80,000 ha of that land would be in Bauchi, 25,000 ha in Yobe, 15,000 ha in Borno, and 5,000 ha in Bauchi.

When completed, the dam project under the Jama'are-Yobe basin, according to Sambo, will produce 100,000 tonnes of fish per year in addition to 15 megawatts of hydroelectric power and 45 megawatts of biofuels.

With his host, Governor Yuguda, his predecessor, Ahmadu Adamu Mu'azu, and the Emir of Ningi, Yunusa Mohammed Danyaya, by his sides, Sambo declared that the federal government was unwaveringly committed to the project's realization as part of the transformation objective of the previous president, Goodluck Jonathan. He stated that in order to ensure that all facets of the community along the river benefited from the program, the federal government was thoroughly assessing the project designs for additional cascade dams in addition to Kafin Zaki, such as those in Yobe and other states.

==Controversy==

Arguments in favor of the dam from supporters in Bauchi State include the benefits of irrigation for agriculture in the area, such as sugar cane crops, while controlled releases would avoid downstream impact. Opponents in downstream Yobe State and Borno State argue that the dam will prevent the seasonal floods that their farmers depend upon for farming, and will cause the water table to drop, with much water being lost to evaporation. Environmentalists are also concerned about the impact on downstream wetlands.

Floodplain farmers and fishermen use water much more efficiently than farmers who rely on irrigation from dams. A study funded by the United Nations Environment Programme (UNEP) estimated that the economic value of water in the downstream Hadejia-Jama'are floodplain was US$32.00 per 1,000 m^{3}, while the value of water in the Kano River Project, irrigated by the Tiga Dam and the Challawa Gorge Dam was US$1.73 per 1,000 m^{3}, or US$0.04 per 1,000 m^{3} after accounting for operational costs. The study estimated that if implemented, even with a regulated flooding regime to reduce downstream impact, the Kafin Zaki dam project would have negative value of around US$15 million.
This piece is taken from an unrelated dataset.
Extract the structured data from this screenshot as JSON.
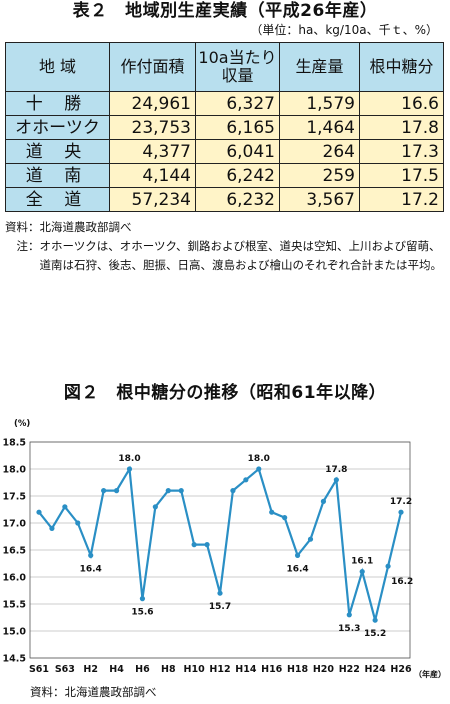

In April 2009, Dr. Hassan Bidliya, Administrative Secretary of the Hadejia-Jama'are-Komadugu-Yobe Basin Trust Fund, advised that any decision should be deferred until the Environmental Impact Assessment on the project had been completed.
In September 2009, three farmers’ associations in downstream Borno State called for the federal government and Bauchi State government to shelve the project, concerned about the impact on their livelihood.
In August 2009, Senator Ahmed Ibrahim Lawan of Yobe North, Chairman of the Senate Committee on Public Accounts, spoke against the proposed dam. He stated that the Tiga and Challawa dams on the Hadejia River had already reduced downstream water flow drastically, and the Jama'are River was now the main source of water in the Yobe River. He said the dams caused intense poverty, increased desert encroachment, migration and conflicts between arable farmers and herdsmen.